Gson is a Java library designed for the serialization and deserialization of objects into structured text formats. It functions as a reflection-based data mapper, inspecting class structures at runtime to automatically convert memory-resident objects into data representations and reconstruct them back into typed language objects. The library distinguishes itself through a modular type-adapter pattern that allows for custom conversion rules for complex or nested structures. It also provides robust support for production environments by generating build-time metadata and configuration rules, which ensure that serialized classes remain accessible and functional when subjected to aggressive code shrinking, obfuscation, or native image compilation. Beyond its core mapping capabilities, the library includes a streaming tokenizer to minimize memory overhead when processing large data sets. It also supports annotation-driven schema mapping, enabling developers to define custom naming conventions and field exclusion rules directly within their source code.
This is a general-purpose Java object serialization library for converting memory-resident objects to JSON, rather than a utility designed to parse and structure unstructured text output from external CLI commands.

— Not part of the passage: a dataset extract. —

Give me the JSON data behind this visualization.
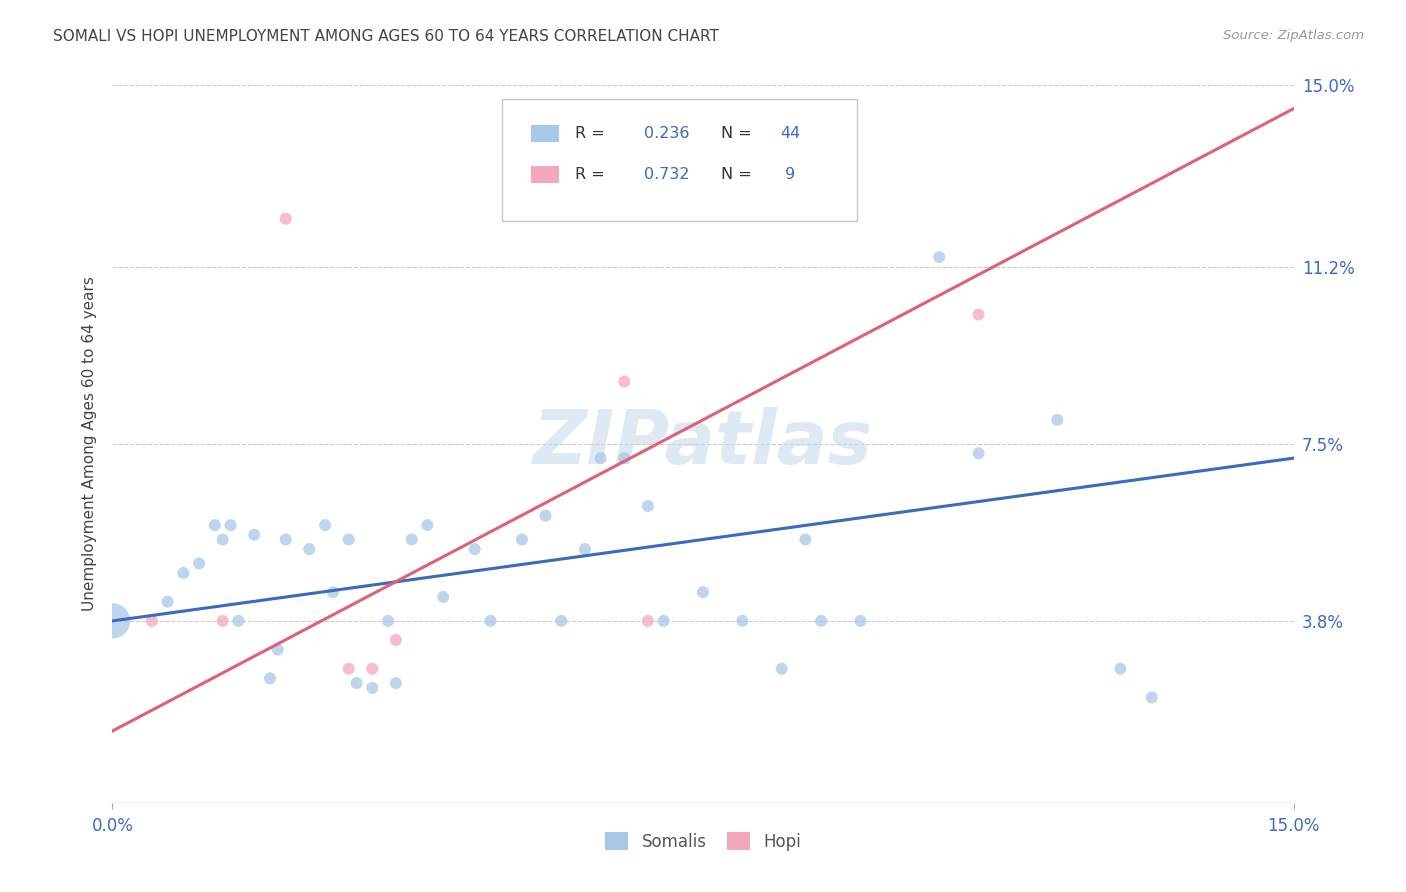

Cheerio is an HTML and XML parsing library and server-side DOM implementation. It functions as a markup manipulation tool and CSS selector engine, allowing users to parse, query, and modify HTML or XML documents in non-browser environments. The project provides a DOM-like tree representation of markup strings, enabling programmatic addition, removal, and modification of elements and attributes. It features a prototype-based plugin system that allows the extension of core functionality by adding custom methods to the document prototype. The library covers a broad range of capabilities including CSS selector querying, recursive tree traversal, and element collection filtering. It also includes utilities for attribute manipulation, CSS class management, node positioning, and the rendering of manipulated trees back into serialized HTML or XML strings.
This is a library for parsing and manipulating HTML and XML documents, which is a different domain than parsing unstructured CLI command output into structured data formats.